Farmer is not a believer in the old saying “If the government is big enough to give you everything you want, it is big enough to take away everything you have.” He wants governments in rich countries all over the world to raise taxes so that more money can be given to Haiti’s government (not spent directly by NGOs in the country). At the same time he decries traditional Big Government policies such as agricultural subsidies that render Haitian agriculture uncompetitive (thus requiring more people in Haiti to live on hand-outs from the countries that are providing hand-outs to their domestic farmers). Farmer doesn’t explain how governments can be as big as he wants them to be and at the same time immune from lobbying by farmers and other competing domestic groups looking for hand-outs. The U.S. provides a good example here. When Congress raised taxes on American workers and investors, it spent the money to subsidize the U.S. health care industry (“Obamacare”) rather than to help poor people around the world get better health care, clean water, etc.

Philip Greenspun’s Weblog

How is Haiti doing?

I haven’t thought too much about Haiti since a 2010 trip down toward the earthquake-stricken zone. How is the country doing? I’m halfway through Haiti After the Earthquake by Paul Farmer, one of Boston’s local heroes.

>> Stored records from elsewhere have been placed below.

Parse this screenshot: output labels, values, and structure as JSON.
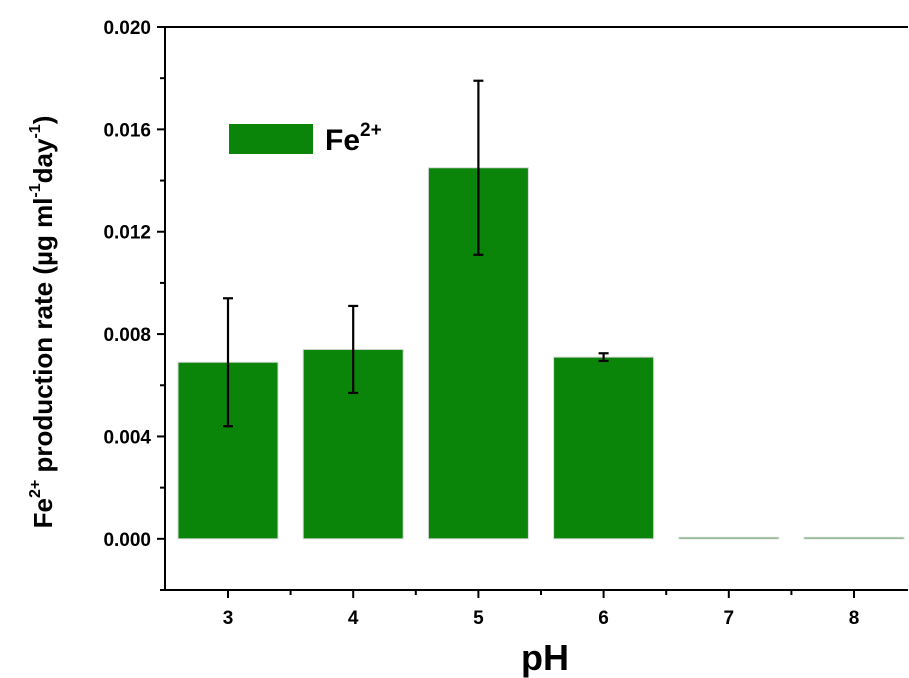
{
  "chart_data": {
    "type": "bar",
    "title": "",
    "xlabel": "pH",
    "ylabel": {
      "species_base": "Fe",
      "species_charge": "2+",
      "text_main": " production rate (",
      "mu": "µ",
      "unit_g_ml": "g ml",
      "exp_ml": "-1",
      "unit_day": "day",
      "exp_day": "-1",
      "close": ")"
    },
    "categories": [
      "3",
      "4",
      "5",
      "6",
      "7",
      "8"
    ],
    "series": [
      {
        "name": "Fe2+",
        "values": [
          0.0069,
          0.0074,
          0.0145,
          0.0071,
          0.0,
          0.0
        ],
        "errors": [
          0.0025,
          0.0017,
          0.0034,
          0.00015,
          0,
          0
        ]
      }
    ],
    "legend": {
      "base": "Fe",
      "charge": "2+",
      "position": "top-left"
    },
    "ylim": [
      -0.002,
      0.02
    ],
    "yticks": [
      "0.000",
      "0.004",
      "0.008",
      "0.012",
      "0.016",
      "0.020"
    ],
    "ytick_values": [
      0.0,
      0.004,
      0.008,
      0.012,
      0.016,
      0.02
    ],
    "grid": false,
    "colors": {
      "bar": "#0a8409",
      "bar_edge": "#d8d8d8",
      "error_bar": "#000000",
      "axis": "#000000"
    }
  }
}
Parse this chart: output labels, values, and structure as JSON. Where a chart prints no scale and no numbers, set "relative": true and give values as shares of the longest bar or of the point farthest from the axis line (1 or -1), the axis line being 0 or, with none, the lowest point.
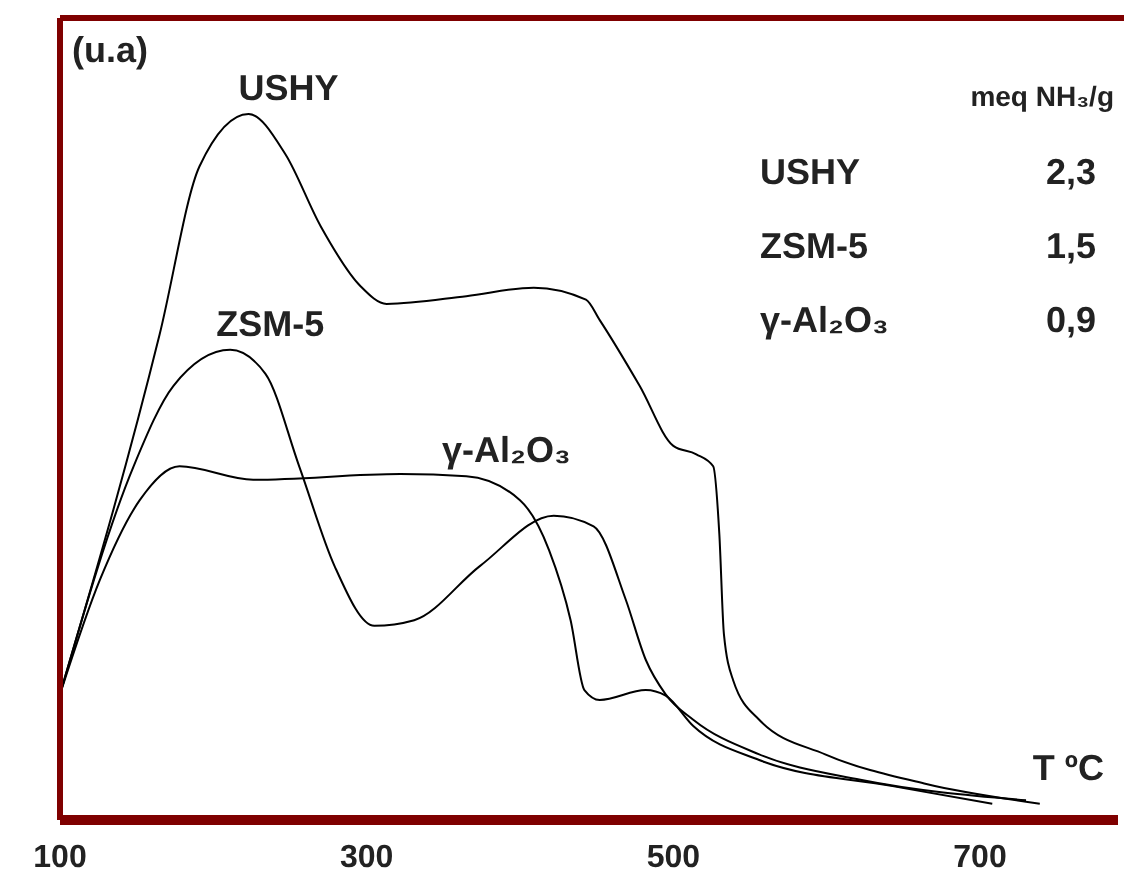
{
  "chart_data": {
    "type": "line",
    "relative": true,
    "xlabel": "T ºC",
    "ylabel": "(u.a)",
    "xlim": [
      100,
      790
    ],
    "xticks": [
      100,
      300,
      500,
      700
    ],
    "grid": false,
    "legend": false,
    "marker": "none",
    "line_style": "solid",
    "annotations": [
      "meq NH₃/g",
      "USHY",
      "2,3",
      "ZSM-5",
      "1,5",
      "γ-Al₂O₃",
      "0,9"
    ],
    "series": [
      {
        "name": "USHY",
        "color": "#000000",
        "x": [
          100,
          165,
          191,
          223,
          247,
          270,
          296,
          313,
          365,
          409,
          443,
          452,
          478,
          500,
          515,
          526,
          530,
          533,
          539,
          556,
          599,
          665,
          739
        ],
        "values": [
          0.178,
          0.688,
          0.926,
          1,
          0.943,
          0.841,
          0.756,
          0.731,
          0.742,
          0.754,
          0.737,
          0.708,
          0.615,
          0.53,
          0.518,
          0.501,
          0.405,
          0.263,
          0.198,
          0.142,
          0.093,
          0.051,
          0.023
        ]
      },
      {
        "name": "ZSM-5",
        "color": "#000000",
        "x": [
          100,
          148,
          174,
          211,
          234,
          256,
          279,
          305,
          331,
          374,
          422,
          448,
          469,
          482,
          495,
          513,
          556,
          622,
          730
        ],
        "values": [
          0.178,
          0.501,
          0.615,
          0.666,
          0.632,
          0.501,
          0.36,
          0.275,
          0.283,
          0.36,
          0.431,
          0.416,
          0.312,
          0.227,
          0.178,
          0.142,
          0.093,
          0.057,
          0.028
        ]
      },
      {
        "name": "γ-Al₂O₃",
        "color": "#000000",
        "x": [
          100,
          126,
          152,
          178,
          226,
          322,
          365,
          400,
          419,
          433,
          442,
          452,
          482,
          495,
          513,
          556,
          643,
          708
        ],
        "values": [
          0.178,
          0.34,
          0.453,
          0.501,
          0.482,
          0.49,
          0.487,
          0.453,
          0.382,
          0.283,
          0.184,
          0.17,
          0.184,
          0.176,
          0.133,
          0.085,
          0.048,
          0.023
        ]
      }
    ]
  }
}
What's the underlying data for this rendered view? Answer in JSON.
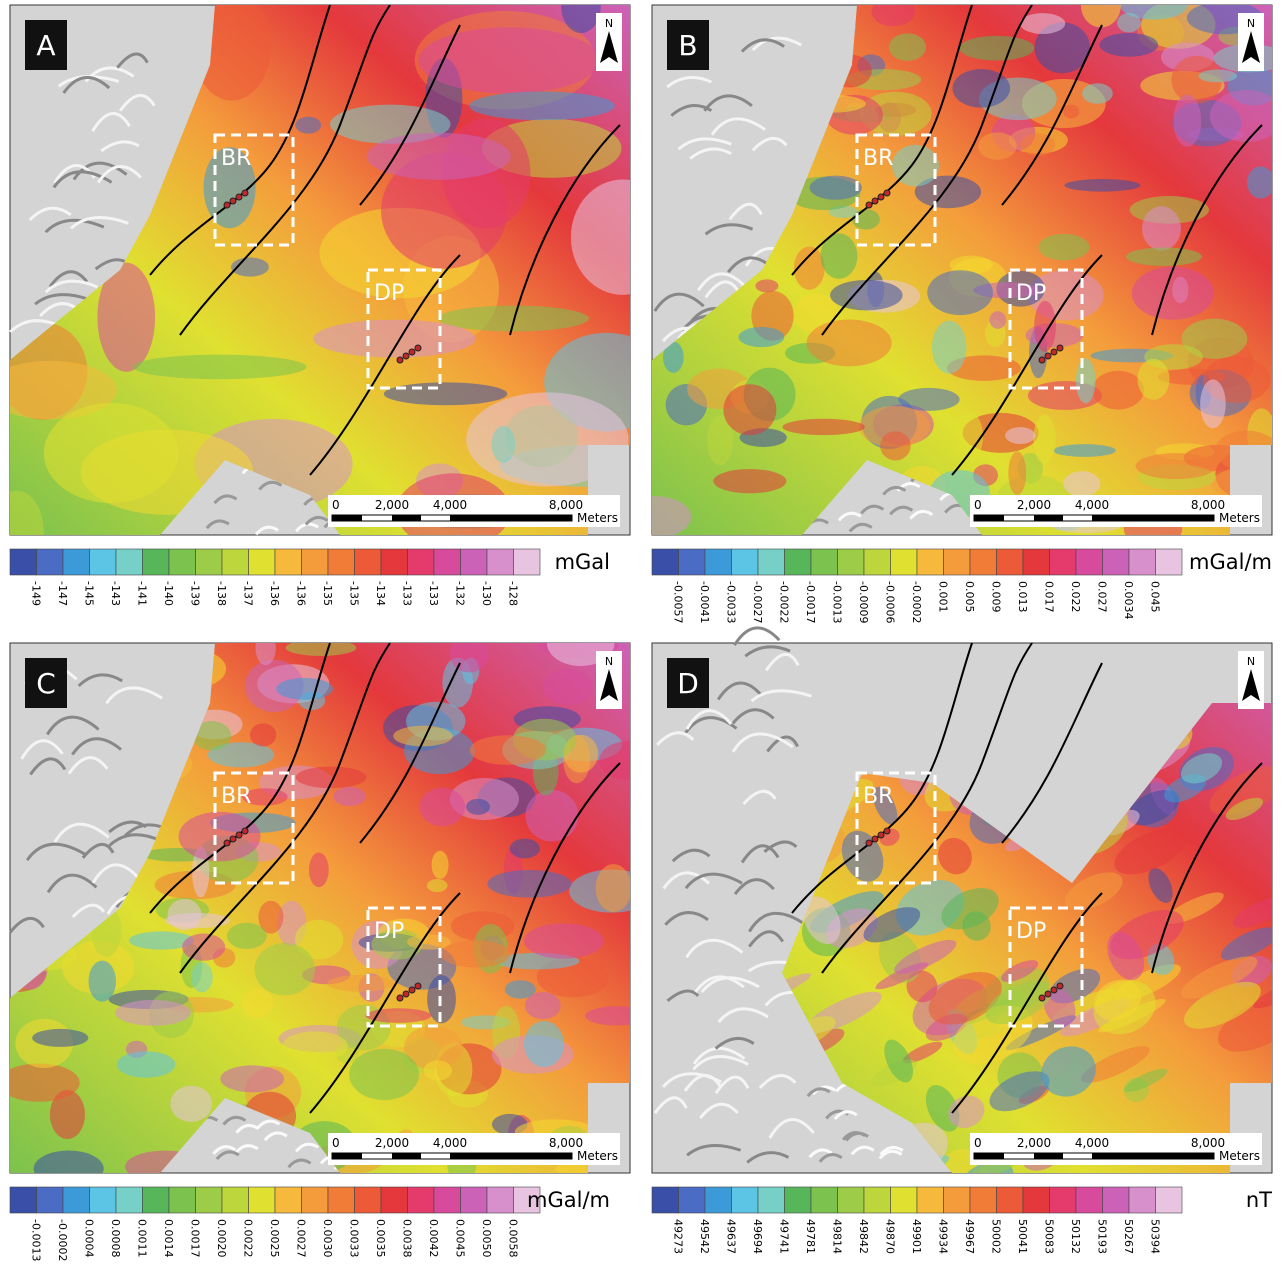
{
  "panels": [
    {
      "label": "A",
      "boxes": [
        "BR",
        "DP"
      ],
      "north": "N",
      "scale": {
        "ticks": [
          "0",
          "2,000",
          "4,000",
          "8,000"
        ],
        "unit": "Meters"
      },
      "legend": {
        "labels": [
          "-149",
          "-147",
          "-145",
          "-143",
          "-141",
          "-140",
          "-139",
          "-138",
          "-137",
          "-136",
          "-136",
          "-135",
          "-135",
          "-134",
          "-133",
          "-133",
          "-132",
          "-130",
          "-128"
        ],
        "unit": "mGal"
      }
    },
    {
      "label": "B",
      "boxes": [
        "BR",
        "DP"
      ],
      "north": "N",
      "scale": {
        "ticks": [
          "0",
          "2,000",
          "4,000",
          "8,000"
        ],
        "unit": "Meters"
      },
      "legend": {
        "labels": [
          "-0.0057",
          "-0.0041",
          "-0.0033",
          "-0.0027",
          "-0.0022",
          "-0.0017",
          "-0.0013",
          "-0.0009",
          "-0.0006",
          "-0.0002",
          "0.001",
          "0.005",
          "0.009",
          "0.013",
          "0.017",
          "0.022",
          "0.027",
          "0.0034",
          "0.045"
        ],
        "unit": "mGal/m"
      }
    },
    {
      "label": "C",
      "boxes": [
        "BR",
        "DP"
      ],
      "north": "N",
      "scale": {
        "ticks": [
          "0",
          "2,000",
          "4,000",
          "8,000"
        ],
        "unit": "Meters"
      },
      "legend": {
        "labels": [
          "-0.0013",
          "-0.0002",
          "0.0004",
          "0.0008",
          "0.0011",
          "0.0014",
          "0.0017",
          "0.0020",
          "0.0022",
          "0.0025",
          "0.0027",
          "0.0030",
          "0.0033",
          "0.0035",
          "0.0038",
          "0.0042",
          "0.0045",
          "0.0050",
          "0.0058"
        ],
        "unit": "mGal/m"
      }
    },
    {
      "label": "D",
      "boxes": [
        "BR",
        "DP"
      ],
      "north": "N",
      "scale": {
        "ticks": [
          "0",
          "2,000",
          "4,000",
          "8,000"
        ],
        "unit": "Meters"
      },
      "legend": {
        "labels": [
          "49273",
          "49542",
          "49637",
          "49694",
          "49741",
          "49781",
          "49814",
          "49842",
          "49870",
          "49901",
          "49934",
          "49967",
          "50002",
          "50041",
          "50083",
          "50132",
          "50193",
          "50267",
          "50394"
        ],
        "unit": "nT"
      }
    }
  ]
}
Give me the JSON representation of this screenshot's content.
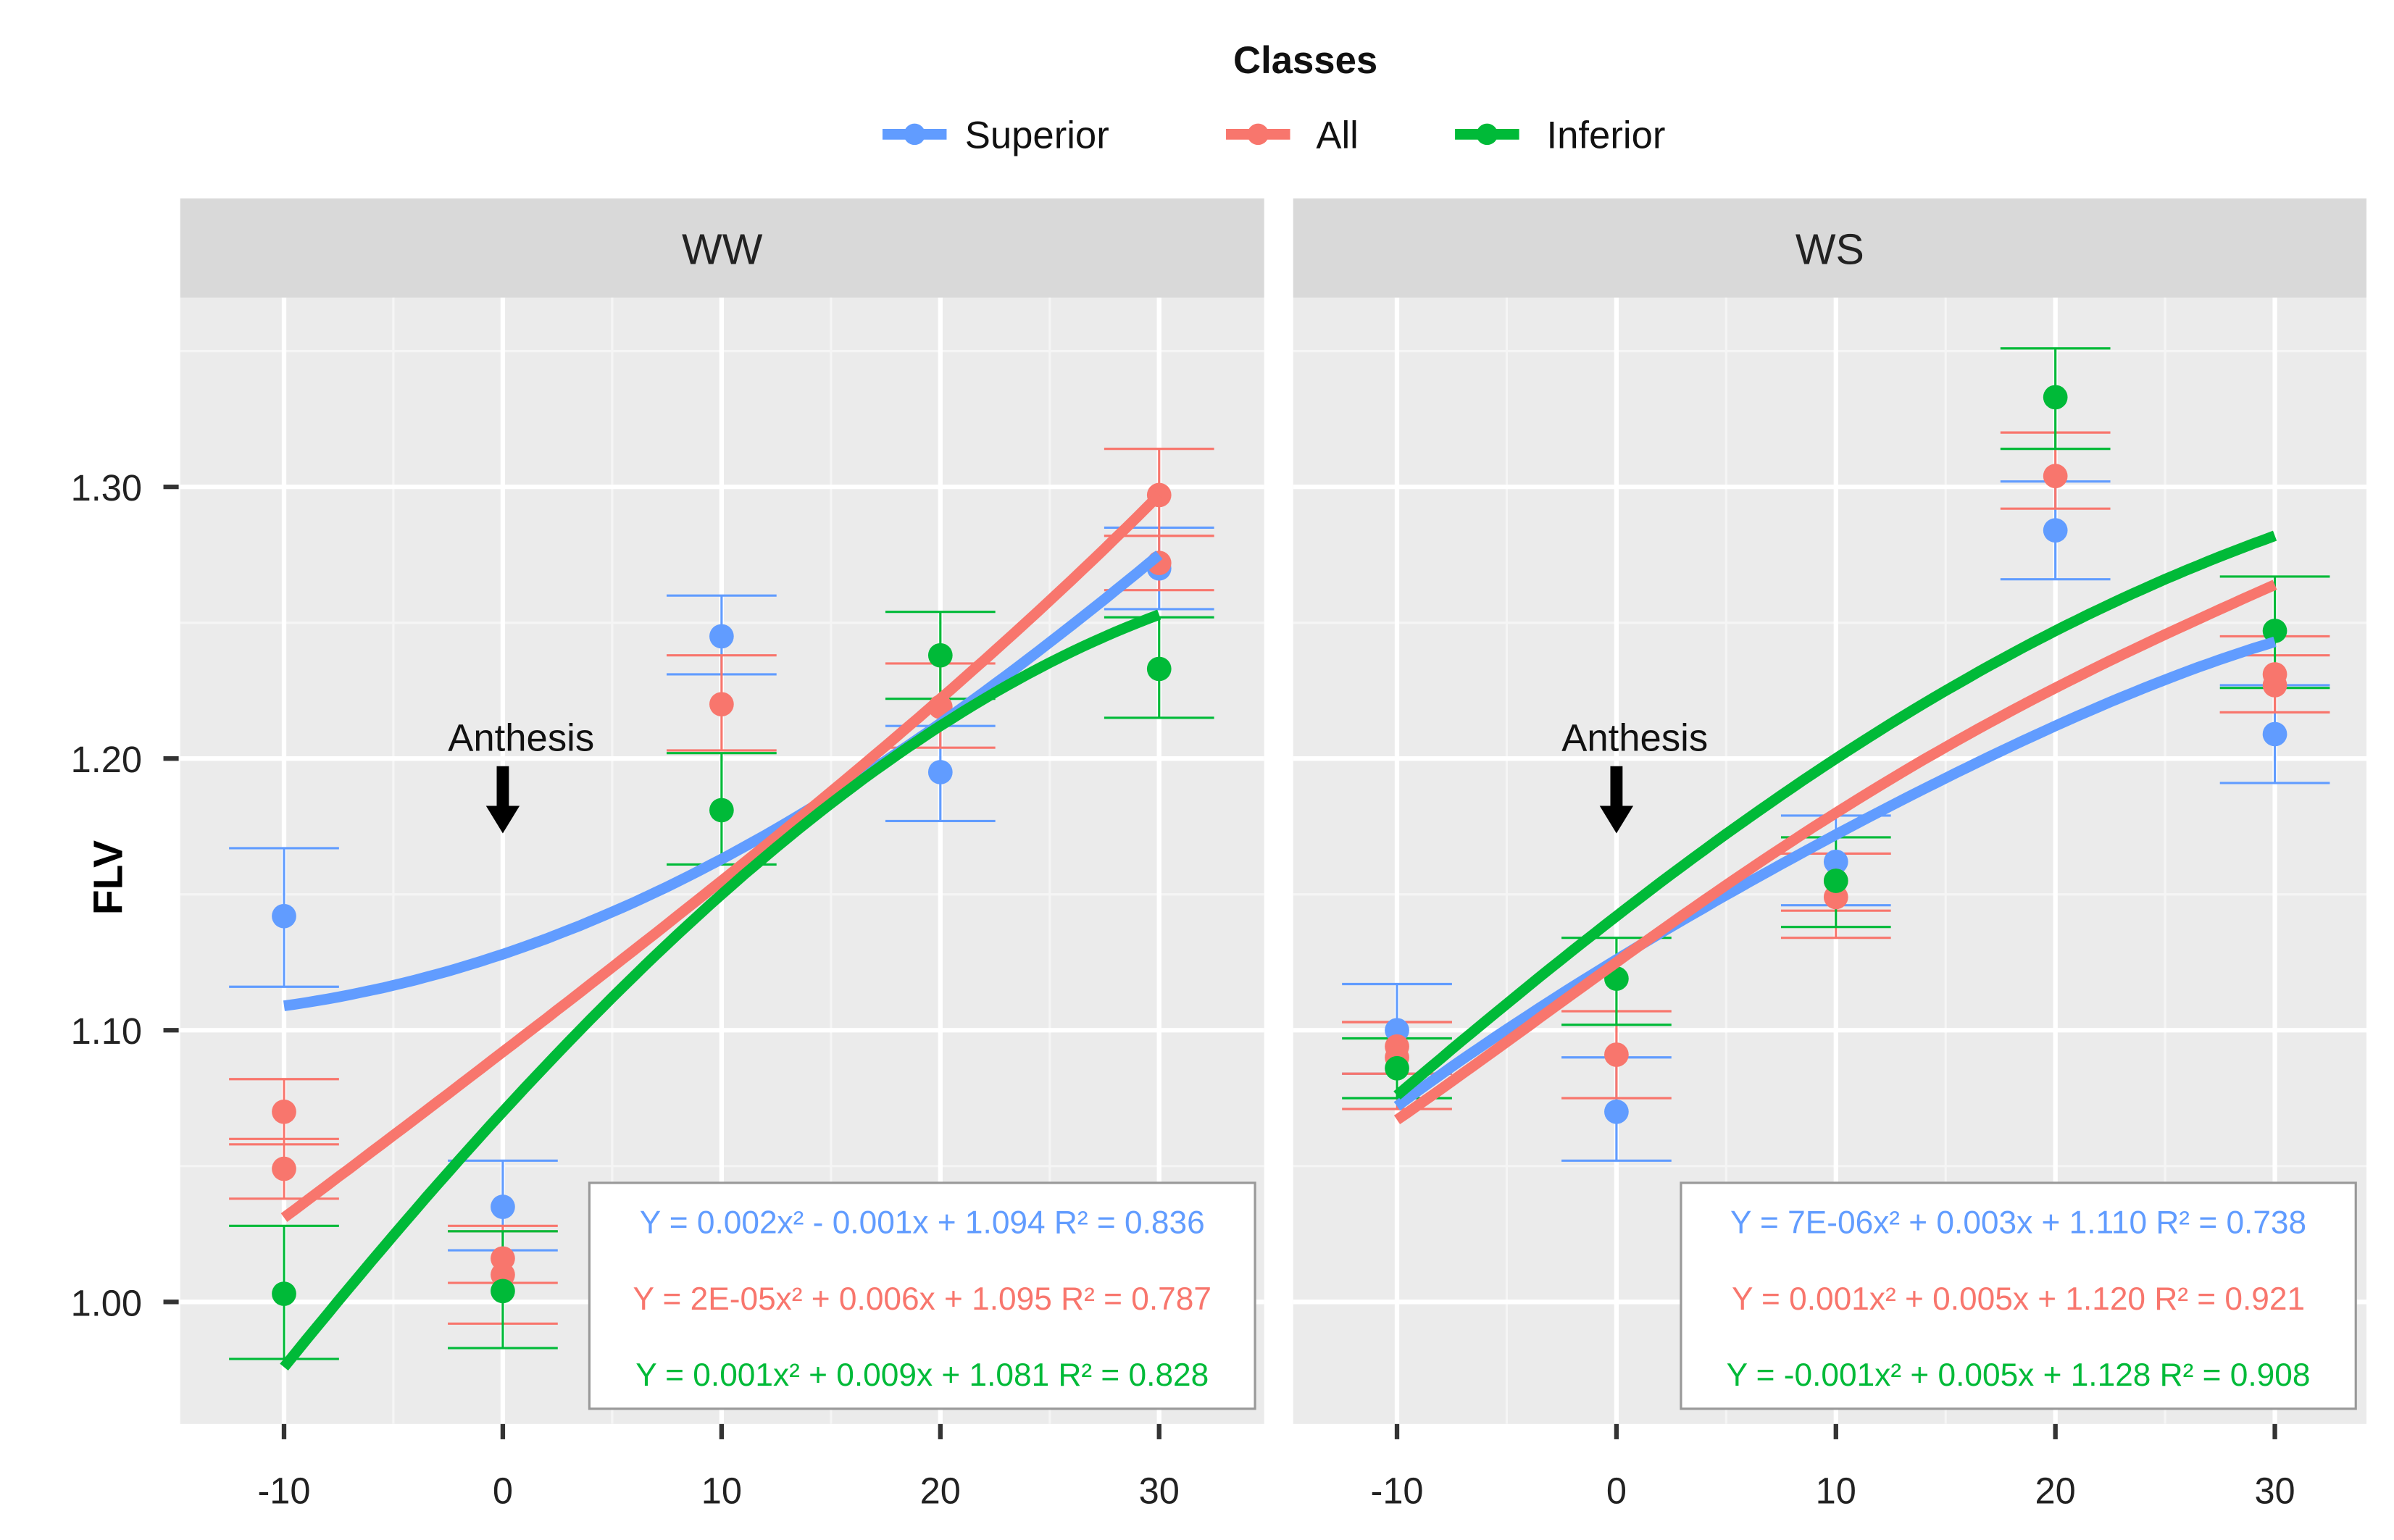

So far (in the book), the news doesn’t seem to be good. Farmer describes his hostility toward companies that ran factories there in the 1980s and paid what he considered to be unfairly low wages. He had similar complaints about the tourism industry. By the time of the quake, the factories had moved to Asia and tourism had shut down, but no high-wage employers came in to replace these industries. Farmer also attributes Haiti’s poverty to “unfair trade practices” by the U.S. but doesn’t explain what these are (perhaps our tariffs on agricultural products and subsidies for domestic agriculture?).

Foreign aid doesn’t seem to work out that well for Haiti. Farmer describes food aid programs that devastate the local agricultural economy, a U.N. group that keeps massive shipping containers on a hillside before a pre-quake hurricane (they wash into a river, smash into a bridge, and bring down the bridge, thus cutting off a heavily populated portion of the country), and a U.N. group that brings cholera to Haiti. Even when foreigners show up to do something useful they tend to displace Haitians. Farmer describes American, European, and Israeli medical personnel showing up to work in Haitian hospitals and clinics after the quake. For every foreigner who shows up, a Haitian employee leaves to check up on/assist his or her family. Farmer describes the earthquake as having been devastating to Haiti’s central government, with most of their ministry buildings flattened. He complains that foreign aid goes to non-governmental organizations and/or is directly spent by foreign governments (e.g., the U.S. government paying its own military personnel) rather than being funneled through the Haitian government.

The CIA Factbook shows Haiti currently growing at a healthy 3.4 percent real rate (well above the population growth rate of 1.1 percent). Global Finance says that Haiti suffered a 5.5 percent reduction in GDP during 2010 but made it all back up in 2011. The Economist in 2013 said that things weren’t going as well as hoped. By the numbers it looks as though the earthquake resulted in two lost years of growth, which of course is bad but not nearly as bad as the number of years of growth lost in various countries that have had financial meltdowns.